Silence fell for a while; an impressive silence. Truly this was the strangest story to which I had ever listened.
“How long ago was that?” asked Harley.
“Only two years ago. At about the time that the great war terminated. I came to Europe and believed that at last I had found security. I lived for a time in London amidst a refreshing peace that was new to me. Then, chancing to hear of a property in Surrey which was available, I leased it for a period of years, installing—is it correct?—my cousin, Madame de Stämer, as housekeeper. Madame, alas, is an invalid, but”—he kissed his fingers—“a genius. She has with her, as companion, a very charming English girl, Miss Val Beverley, the orphaned daughter of a distinguished surgeon of Edinburg. Miss Beverley was with my cousin in the hospital which she established in France during the war. If you will honour me with your presence at Cray’s Folly to-morrow, gentlemen, you will not lack congenial company, I can assure you.”

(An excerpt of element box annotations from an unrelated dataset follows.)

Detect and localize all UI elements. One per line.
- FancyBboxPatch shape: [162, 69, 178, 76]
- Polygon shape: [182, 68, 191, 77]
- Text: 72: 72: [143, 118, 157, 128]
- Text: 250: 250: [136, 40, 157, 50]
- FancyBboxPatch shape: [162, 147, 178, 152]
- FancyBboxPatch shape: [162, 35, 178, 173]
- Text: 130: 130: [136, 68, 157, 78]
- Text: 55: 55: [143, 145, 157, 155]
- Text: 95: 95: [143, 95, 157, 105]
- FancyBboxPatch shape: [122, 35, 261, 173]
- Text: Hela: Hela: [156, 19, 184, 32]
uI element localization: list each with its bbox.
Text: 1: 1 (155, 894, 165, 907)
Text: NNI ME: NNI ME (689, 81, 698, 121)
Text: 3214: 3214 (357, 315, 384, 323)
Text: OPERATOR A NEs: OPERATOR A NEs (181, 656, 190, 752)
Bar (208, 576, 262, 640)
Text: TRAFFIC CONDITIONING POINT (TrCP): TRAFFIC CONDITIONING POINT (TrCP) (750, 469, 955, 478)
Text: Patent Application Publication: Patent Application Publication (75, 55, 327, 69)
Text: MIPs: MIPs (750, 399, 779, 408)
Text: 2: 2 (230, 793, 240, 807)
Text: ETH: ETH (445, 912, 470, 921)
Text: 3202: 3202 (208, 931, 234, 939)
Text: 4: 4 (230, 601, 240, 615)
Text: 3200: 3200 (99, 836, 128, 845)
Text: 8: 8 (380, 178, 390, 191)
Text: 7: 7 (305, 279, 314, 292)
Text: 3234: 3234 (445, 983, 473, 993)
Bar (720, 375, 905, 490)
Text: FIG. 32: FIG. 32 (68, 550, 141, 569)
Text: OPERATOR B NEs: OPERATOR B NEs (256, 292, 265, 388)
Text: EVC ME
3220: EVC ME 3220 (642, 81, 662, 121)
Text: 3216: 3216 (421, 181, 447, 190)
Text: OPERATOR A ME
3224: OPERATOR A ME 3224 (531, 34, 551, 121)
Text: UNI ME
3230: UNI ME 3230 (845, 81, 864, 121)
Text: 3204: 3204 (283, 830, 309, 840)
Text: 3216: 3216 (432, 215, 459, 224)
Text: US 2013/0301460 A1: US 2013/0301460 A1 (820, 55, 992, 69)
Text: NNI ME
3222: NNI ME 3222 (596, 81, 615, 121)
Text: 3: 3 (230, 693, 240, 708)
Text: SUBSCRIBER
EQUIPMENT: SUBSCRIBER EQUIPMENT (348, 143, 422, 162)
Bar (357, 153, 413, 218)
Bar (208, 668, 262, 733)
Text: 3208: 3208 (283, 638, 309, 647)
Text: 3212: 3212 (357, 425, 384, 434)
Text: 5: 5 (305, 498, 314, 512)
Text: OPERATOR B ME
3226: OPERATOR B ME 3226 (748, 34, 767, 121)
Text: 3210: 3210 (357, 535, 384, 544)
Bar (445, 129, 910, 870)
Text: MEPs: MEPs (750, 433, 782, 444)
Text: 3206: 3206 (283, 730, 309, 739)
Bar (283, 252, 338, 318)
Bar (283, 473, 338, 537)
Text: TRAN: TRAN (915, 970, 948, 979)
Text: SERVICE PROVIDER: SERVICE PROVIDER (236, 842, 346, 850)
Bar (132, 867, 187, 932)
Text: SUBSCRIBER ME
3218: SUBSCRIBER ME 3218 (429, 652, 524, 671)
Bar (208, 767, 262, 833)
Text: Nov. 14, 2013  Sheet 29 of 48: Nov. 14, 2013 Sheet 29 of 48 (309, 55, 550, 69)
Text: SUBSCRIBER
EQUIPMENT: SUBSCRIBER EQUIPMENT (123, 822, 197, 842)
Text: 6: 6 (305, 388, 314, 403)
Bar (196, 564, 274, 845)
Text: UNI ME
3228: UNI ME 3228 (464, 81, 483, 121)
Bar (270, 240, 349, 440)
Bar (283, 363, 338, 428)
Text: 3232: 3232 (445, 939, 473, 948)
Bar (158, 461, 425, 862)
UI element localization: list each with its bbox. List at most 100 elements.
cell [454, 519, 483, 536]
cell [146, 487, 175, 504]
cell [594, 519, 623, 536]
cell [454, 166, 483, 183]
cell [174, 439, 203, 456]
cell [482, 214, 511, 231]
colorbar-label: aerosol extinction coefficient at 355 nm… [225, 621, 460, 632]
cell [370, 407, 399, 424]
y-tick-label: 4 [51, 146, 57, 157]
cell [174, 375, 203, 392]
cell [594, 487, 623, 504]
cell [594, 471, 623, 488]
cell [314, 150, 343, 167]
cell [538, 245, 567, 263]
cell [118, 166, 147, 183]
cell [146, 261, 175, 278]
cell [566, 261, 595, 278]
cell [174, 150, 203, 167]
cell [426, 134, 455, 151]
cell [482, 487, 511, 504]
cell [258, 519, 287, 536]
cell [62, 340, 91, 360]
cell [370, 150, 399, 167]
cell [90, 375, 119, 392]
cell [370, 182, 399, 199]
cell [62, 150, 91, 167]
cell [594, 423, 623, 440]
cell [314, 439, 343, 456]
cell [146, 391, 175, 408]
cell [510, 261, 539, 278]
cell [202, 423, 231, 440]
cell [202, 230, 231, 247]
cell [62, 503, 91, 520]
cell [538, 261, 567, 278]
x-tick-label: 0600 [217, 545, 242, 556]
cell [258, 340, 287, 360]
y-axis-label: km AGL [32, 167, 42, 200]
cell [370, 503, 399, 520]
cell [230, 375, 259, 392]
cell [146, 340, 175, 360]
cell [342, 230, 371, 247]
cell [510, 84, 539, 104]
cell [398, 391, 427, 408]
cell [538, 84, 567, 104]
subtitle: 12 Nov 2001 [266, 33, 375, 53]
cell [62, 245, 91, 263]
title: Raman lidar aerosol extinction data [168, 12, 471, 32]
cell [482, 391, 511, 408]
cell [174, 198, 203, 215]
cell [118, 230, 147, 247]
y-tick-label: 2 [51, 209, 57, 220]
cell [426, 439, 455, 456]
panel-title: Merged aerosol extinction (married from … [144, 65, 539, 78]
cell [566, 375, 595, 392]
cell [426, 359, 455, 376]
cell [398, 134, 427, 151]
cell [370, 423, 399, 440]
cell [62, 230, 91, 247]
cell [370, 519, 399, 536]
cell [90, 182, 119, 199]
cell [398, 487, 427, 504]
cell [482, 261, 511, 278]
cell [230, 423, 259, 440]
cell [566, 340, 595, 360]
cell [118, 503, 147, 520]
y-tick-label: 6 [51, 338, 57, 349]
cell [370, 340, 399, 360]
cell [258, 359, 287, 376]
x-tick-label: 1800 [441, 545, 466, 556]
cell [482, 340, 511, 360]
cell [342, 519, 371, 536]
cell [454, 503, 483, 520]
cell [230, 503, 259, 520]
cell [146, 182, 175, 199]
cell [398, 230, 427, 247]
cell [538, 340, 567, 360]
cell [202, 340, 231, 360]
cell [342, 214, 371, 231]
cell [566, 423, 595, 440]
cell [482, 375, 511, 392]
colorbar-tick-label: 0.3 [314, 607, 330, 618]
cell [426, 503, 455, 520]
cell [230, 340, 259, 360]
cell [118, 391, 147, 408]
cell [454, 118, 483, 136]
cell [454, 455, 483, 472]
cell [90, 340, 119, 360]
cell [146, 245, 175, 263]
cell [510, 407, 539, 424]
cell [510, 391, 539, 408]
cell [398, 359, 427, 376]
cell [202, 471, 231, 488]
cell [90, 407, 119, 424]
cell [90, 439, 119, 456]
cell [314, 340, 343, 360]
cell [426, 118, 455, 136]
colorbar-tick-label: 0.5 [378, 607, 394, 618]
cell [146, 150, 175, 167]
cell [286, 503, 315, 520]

He raised his heavy eyebrows, looking interrogatively from Harley to myself.
“For my own part,” said my friend, slowly, “I shall be delighted. What do you say, Knox?”
“I also.”
“But,” continued Harley, “your presence here today, Colonel Menendez, suggests to my mind that England has not proved so safe a haven as you had anticipated?”
Colonel Menendez crossed the room and stood once more before the Burmese cabinet, one hand resting upon his hip; a massive yet graceful figure.
“Mr. Harley,” he replied, “four days ago my butler, who is a Spaniard, brought me—” He pointed to the bat wing lying upon the blotting pad. “He had found it pinned to an oaken panel of the main entrance door.”
“Was it prior to this discovery, or after it,” asked Harley, “that you detected the presence of someone lurking in the neighbourhood of the house?”
“Before it.”
“And the burglarious entrance?”
“That took place rather less than a month ago. On the eve of the full moon.”
Paul Harley stood up and relighted his pipe.
“There are quite a number of other details, Colonel,” he said, “which I shall require you to place in my possession. Since I have determined to visit Cray’s Folly, these can wait until my arrival. I particularly refer to a remark concerning a neighbour of yours in Surrey.”
Colonel Menendez nodded, twirling his cigarette between his long, yellow fingers.
“It is a delicate matter, gentlemen,” he confessed.
“I must take time to consider how I shall place it before you. But I may count upon your arrival tomorrow?”
“Certainly. I am looking forward to the visit with keen interest.”
“It is important,” declared our visitor; “for on Wednesday is the full moon, and the full moon is in some way associated with the sacrificial rites of Voodoo.”